Author Jim Tortolano will discuss the colorful history of Garden Grove at the next meeting of the Orange County Historical Society, Nov. 10, 2015, 7:30 p.m at Trinity Episcopal Church, 2400 N. Canal St., in Orange. Tortolano’s book, Garden Grove: A History of the Big Strawberry, was published in 2015. This event is open to the general public at no cost.
The first pioneers began settling the Garden Grove area in the late 1860s – the era when the ranchos were breaking up and parcels of land were being sold to farmers and developers alike. In 1876, Alonzo Gerry Cook laid out the small crossroads townsite of Garden Grove – a name first applied a year earlier to the local school district. This section of the Santa Ana Valley was largely barren land, with barely a tree to its name, much less a garden. But Cook was determined that through hard work the town would soon live up to its name. And indeed, it would.

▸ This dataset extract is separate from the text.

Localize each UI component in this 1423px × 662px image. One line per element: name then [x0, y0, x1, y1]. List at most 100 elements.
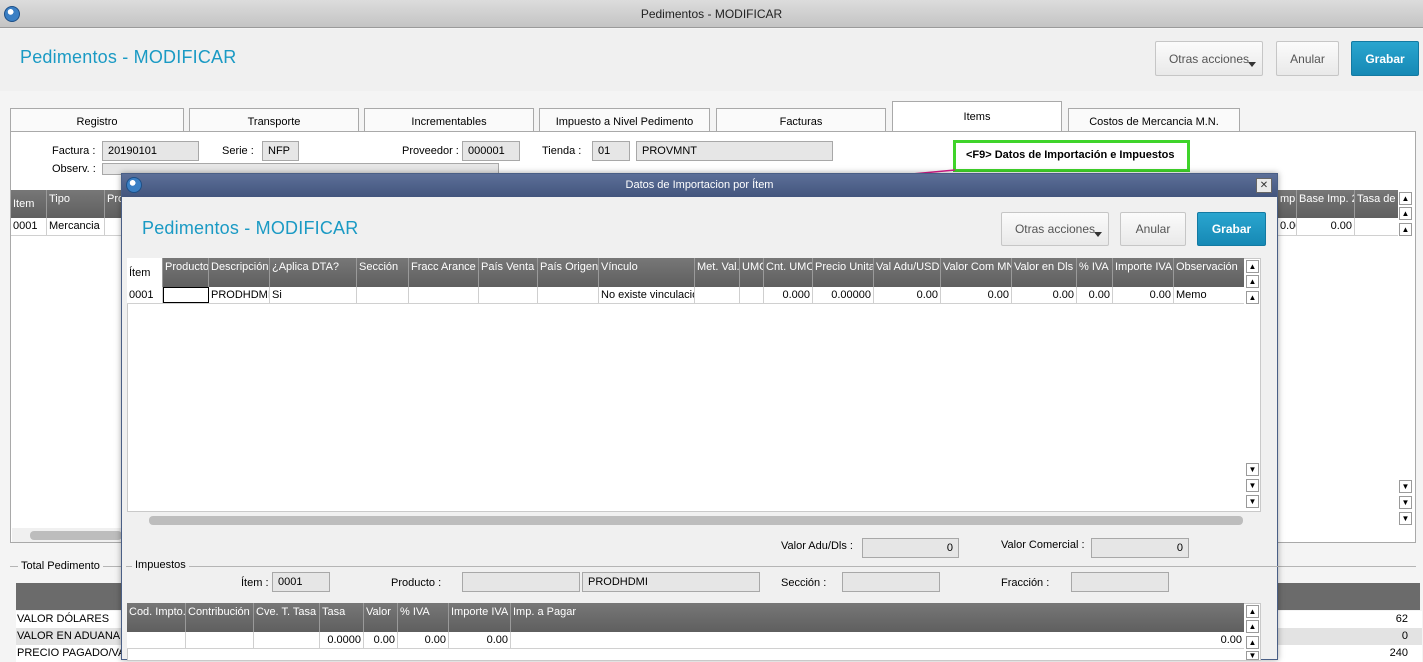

Over the decades, the community would reinvent itself numerous times, adapting to changes in agriculture and population, decline and development, disaster and triumph. When the railroad arrived in 1905, the population doubled. The town flourished as an agricultural hub thanks to the bounties of oranges, walnuts, chili peppers and the crop that earned the city’s nickname—the strawberry.
The resilient little town bounced back after extensive damage in both the Long Beach earthquake of 1933 and the flood of 1938. During the post-WWII years Garden Grove was among the fastest growing communities in America, and it finally incorporated as a city in 1956. Today, the city has a diverse population of over 170,883.
Our speaker, Jim Tortolano, is a Garden Grove resident and veteran journalist, who has worked at the Long Beach Press-Telegram, Orange County Evening News and Los Angeles Times in editing and reporting jobs, and served as editor and co-owner of Garden Grove Journal for 30 years. He is currently a professor of journalism at Golden West College, and was previously a military reservist and television sports broadcaster.